There are different stories as to how Oloroso is selected: that it’s the must that didn’t pass muster to be Fino or that it’s the last pressing of the grape. Actually none of these two things are traditionally true or should be the qualifying factor for what becomes Oloroso. It is suggested that of the three villages in the Sherry triangle, Jerez, far and away, makes the best Oloroso. It is suggested that this is because the grapes from “la Campiña Jerezana” produces a fuller grape. This may well be an old wives tale, what is true is that of all the Oloroso’s I have tasted, the best have come from Jerez. Oloroso was traditionally selected during the early post fermentation stages when the must was allowed to sit in large barrels and be classified. The classifications were made using signals on the barrels.
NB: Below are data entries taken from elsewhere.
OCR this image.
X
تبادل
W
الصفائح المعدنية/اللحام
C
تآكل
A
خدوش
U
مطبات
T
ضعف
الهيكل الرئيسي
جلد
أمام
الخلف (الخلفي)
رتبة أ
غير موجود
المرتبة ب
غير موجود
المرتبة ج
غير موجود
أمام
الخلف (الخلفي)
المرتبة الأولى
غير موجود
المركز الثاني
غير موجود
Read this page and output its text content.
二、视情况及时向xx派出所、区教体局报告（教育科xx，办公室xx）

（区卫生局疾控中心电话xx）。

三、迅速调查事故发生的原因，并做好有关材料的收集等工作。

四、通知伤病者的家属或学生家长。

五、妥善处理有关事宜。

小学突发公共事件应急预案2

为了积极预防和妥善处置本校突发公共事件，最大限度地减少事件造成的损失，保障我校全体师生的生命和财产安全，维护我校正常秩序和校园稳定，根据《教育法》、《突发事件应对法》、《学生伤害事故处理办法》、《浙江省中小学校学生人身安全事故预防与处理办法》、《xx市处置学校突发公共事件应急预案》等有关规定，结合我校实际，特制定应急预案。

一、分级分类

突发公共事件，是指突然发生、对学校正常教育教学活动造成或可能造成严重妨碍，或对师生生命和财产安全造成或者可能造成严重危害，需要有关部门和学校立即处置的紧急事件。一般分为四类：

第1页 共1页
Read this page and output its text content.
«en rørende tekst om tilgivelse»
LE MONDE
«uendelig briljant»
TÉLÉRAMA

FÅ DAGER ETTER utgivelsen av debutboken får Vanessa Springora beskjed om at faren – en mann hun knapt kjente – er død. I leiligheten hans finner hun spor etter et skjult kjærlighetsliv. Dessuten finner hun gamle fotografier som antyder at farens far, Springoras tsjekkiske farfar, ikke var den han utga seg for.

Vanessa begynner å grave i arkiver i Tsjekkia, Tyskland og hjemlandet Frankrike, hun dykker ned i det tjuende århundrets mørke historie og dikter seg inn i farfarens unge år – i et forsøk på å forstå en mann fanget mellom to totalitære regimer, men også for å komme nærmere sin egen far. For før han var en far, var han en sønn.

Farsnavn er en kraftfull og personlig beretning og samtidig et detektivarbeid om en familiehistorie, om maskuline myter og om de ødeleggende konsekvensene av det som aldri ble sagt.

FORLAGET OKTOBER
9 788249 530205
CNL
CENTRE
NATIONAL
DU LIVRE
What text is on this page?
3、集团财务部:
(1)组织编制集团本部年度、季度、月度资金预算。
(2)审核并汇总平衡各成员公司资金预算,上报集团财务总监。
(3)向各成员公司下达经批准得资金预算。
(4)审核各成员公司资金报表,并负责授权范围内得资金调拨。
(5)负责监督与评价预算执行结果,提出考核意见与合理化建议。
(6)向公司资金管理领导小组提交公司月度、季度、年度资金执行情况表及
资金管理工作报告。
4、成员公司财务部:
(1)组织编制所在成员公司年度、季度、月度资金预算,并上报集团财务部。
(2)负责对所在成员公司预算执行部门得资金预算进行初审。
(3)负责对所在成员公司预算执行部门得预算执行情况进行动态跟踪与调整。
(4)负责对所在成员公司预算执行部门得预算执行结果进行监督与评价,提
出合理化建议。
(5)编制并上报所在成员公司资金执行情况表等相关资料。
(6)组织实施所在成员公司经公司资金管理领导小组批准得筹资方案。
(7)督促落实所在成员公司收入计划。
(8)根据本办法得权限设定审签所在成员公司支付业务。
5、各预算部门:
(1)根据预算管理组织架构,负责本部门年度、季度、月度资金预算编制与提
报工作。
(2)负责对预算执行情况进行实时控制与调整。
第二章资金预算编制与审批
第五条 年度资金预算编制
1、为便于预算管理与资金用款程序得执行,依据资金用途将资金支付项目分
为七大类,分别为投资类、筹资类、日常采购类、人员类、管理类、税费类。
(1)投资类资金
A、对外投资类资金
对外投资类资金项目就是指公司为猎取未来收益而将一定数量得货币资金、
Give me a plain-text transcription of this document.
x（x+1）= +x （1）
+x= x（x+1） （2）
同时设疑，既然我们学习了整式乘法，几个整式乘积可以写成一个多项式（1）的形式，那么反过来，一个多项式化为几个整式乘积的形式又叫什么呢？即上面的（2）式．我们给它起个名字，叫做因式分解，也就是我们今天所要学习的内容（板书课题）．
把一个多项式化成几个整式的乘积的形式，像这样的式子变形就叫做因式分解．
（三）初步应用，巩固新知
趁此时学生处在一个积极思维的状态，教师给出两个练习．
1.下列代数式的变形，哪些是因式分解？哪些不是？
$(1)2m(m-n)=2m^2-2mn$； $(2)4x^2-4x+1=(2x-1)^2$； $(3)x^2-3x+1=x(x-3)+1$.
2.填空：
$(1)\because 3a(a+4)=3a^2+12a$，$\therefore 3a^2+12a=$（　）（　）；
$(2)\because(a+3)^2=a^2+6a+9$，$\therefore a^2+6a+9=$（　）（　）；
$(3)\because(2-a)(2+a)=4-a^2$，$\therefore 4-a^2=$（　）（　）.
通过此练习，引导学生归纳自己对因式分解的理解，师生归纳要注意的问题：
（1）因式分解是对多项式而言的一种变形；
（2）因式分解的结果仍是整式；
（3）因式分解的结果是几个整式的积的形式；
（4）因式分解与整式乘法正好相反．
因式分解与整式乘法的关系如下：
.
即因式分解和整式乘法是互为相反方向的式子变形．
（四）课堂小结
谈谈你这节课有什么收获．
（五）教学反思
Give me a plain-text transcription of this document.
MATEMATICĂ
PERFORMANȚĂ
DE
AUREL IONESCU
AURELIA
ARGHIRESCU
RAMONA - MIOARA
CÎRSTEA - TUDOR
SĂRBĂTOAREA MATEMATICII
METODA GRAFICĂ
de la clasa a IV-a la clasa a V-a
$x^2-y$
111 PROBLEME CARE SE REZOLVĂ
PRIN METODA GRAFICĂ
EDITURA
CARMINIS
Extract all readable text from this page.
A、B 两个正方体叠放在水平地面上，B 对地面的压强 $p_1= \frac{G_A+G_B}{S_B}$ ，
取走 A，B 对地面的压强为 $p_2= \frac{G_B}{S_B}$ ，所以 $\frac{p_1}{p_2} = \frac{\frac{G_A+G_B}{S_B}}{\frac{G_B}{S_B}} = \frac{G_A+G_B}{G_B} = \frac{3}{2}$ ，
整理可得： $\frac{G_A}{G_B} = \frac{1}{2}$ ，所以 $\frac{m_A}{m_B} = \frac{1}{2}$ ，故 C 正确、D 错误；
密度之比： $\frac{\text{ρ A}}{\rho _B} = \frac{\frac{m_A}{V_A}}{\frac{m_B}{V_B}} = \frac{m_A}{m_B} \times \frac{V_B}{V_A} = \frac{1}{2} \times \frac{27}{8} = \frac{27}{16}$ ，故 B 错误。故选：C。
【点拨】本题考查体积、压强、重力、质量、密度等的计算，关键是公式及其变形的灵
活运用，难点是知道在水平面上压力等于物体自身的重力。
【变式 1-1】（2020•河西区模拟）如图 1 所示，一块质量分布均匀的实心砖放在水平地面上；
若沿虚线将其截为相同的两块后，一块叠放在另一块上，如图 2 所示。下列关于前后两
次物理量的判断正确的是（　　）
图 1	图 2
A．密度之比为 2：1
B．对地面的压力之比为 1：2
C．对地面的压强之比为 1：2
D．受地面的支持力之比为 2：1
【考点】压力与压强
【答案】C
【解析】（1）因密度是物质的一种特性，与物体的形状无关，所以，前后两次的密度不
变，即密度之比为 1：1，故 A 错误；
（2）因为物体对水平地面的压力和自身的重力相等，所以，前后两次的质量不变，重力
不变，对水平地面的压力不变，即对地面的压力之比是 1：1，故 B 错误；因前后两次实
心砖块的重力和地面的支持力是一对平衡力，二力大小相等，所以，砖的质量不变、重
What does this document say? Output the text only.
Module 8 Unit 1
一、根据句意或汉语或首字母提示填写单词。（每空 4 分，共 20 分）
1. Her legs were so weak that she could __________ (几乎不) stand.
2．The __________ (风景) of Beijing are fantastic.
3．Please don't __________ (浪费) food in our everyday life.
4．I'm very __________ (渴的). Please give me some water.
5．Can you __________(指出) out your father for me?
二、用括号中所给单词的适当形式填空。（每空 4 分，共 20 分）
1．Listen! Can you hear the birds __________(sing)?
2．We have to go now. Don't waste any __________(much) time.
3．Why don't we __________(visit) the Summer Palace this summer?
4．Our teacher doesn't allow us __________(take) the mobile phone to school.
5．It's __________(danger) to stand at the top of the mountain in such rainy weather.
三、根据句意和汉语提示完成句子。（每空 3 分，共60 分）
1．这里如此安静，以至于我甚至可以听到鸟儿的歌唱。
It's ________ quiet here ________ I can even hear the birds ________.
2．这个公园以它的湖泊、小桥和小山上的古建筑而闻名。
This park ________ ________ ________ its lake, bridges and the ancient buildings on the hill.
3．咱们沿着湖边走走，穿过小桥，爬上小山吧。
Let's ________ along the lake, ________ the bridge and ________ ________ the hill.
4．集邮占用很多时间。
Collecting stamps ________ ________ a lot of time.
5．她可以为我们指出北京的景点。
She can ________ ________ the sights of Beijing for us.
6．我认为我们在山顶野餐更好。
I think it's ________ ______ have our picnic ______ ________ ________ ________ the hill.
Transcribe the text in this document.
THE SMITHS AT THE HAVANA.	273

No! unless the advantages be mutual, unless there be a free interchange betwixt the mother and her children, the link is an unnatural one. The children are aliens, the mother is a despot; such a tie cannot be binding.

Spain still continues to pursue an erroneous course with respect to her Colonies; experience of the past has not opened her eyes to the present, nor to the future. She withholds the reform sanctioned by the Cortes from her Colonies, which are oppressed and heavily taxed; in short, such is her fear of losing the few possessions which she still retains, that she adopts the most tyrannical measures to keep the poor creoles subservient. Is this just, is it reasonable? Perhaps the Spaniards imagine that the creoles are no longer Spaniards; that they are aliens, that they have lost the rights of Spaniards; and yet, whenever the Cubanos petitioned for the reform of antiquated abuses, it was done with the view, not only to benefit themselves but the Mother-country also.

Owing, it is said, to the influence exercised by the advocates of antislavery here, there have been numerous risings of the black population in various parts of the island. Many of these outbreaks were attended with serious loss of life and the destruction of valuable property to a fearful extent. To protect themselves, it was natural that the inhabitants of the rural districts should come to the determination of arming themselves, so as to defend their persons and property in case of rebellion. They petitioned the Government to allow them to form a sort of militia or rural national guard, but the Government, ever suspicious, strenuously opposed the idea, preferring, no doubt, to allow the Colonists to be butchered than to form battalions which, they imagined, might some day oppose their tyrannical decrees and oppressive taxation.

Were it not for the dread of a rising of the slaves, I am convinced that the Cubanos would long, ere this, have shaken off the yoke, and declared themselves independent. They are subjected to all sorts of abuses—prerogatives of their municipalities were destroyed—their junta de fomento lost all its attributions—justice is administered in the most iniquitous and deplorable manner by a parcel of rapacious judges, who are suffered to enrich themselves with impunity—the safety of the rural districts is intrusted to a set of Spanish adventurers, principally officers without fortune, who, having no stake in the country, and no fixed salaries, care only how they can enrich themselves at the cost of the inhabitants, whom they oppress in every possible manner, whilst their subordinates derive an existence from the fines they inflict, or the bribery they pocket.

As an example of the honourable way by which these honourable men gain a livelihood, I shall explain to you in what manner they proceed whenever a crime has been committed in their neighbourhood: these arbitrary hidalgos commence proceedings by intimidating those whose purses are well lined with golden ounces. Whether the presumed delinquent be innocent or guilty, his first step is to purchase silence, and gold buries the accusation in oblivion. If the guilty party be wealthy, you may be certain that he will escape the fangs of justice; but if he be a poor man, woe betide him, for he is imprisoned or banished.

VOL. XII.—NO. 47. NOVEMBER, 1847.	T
The barrels where “flor” began to grow was marked with a /, called a “raya,” and sent off to be “Fino.” The must where “flor” did not grow, was clearly must that could not become “Fino” and so was reserved for pure oxidative development, as Oloroso. Today, most Oloroso is selected from the first and second pressing of the grapes, the “yema” being reserved for Fino.
If this must does not have flor and begins to age it must be protected from spoilage in the process. There are traditionally only two ways to protect wine from spoilage over time, add sulfur or add alcohol. Fortunately for us, the jerezanos chose to use alcohol. Alcohol was the easy choice. The Berbers that occupied Spain for several centuries brought the ancient science of distillation that they had learned from the Egyptians and had applied it to things other than water. Therefore, the production of alcohol distillate had been going on in Spain for a very long time when the need to add it to Oloroso occurred. The added alcohol allowed the Oloroso to be aged for many, many years without ever spoiling as well as making it extremely resilient to temperature changes. As this added alcohol is added at the beginning of the process, it becomes fully integrated into the wine and there is no heavy alcohol on the nose or on the palate.
From that point the Oloroso begins its journey through the bodega. It goes through the Criadera and Solera process just as the fino does. This process can be as short as three years or as long as one wants. The longer the time spent in the criaderas the better the final product will come out. Unlike Fino, where the wine is passed from Criadera to Criadera approximately a year apart, Oloroso can stay many years in a Criadera without being moved. As this wine has a pure oxitative development, it develops a deep mahogany color and takes on some of its flavor profile from the wood of the barrel.
Oloroso is perfectly paired with red meat, stews and big game. Wild Boar stew with an aged Oloroso is a typical paring here in Andalucia in the roadside “Ventas” in the fall and winter.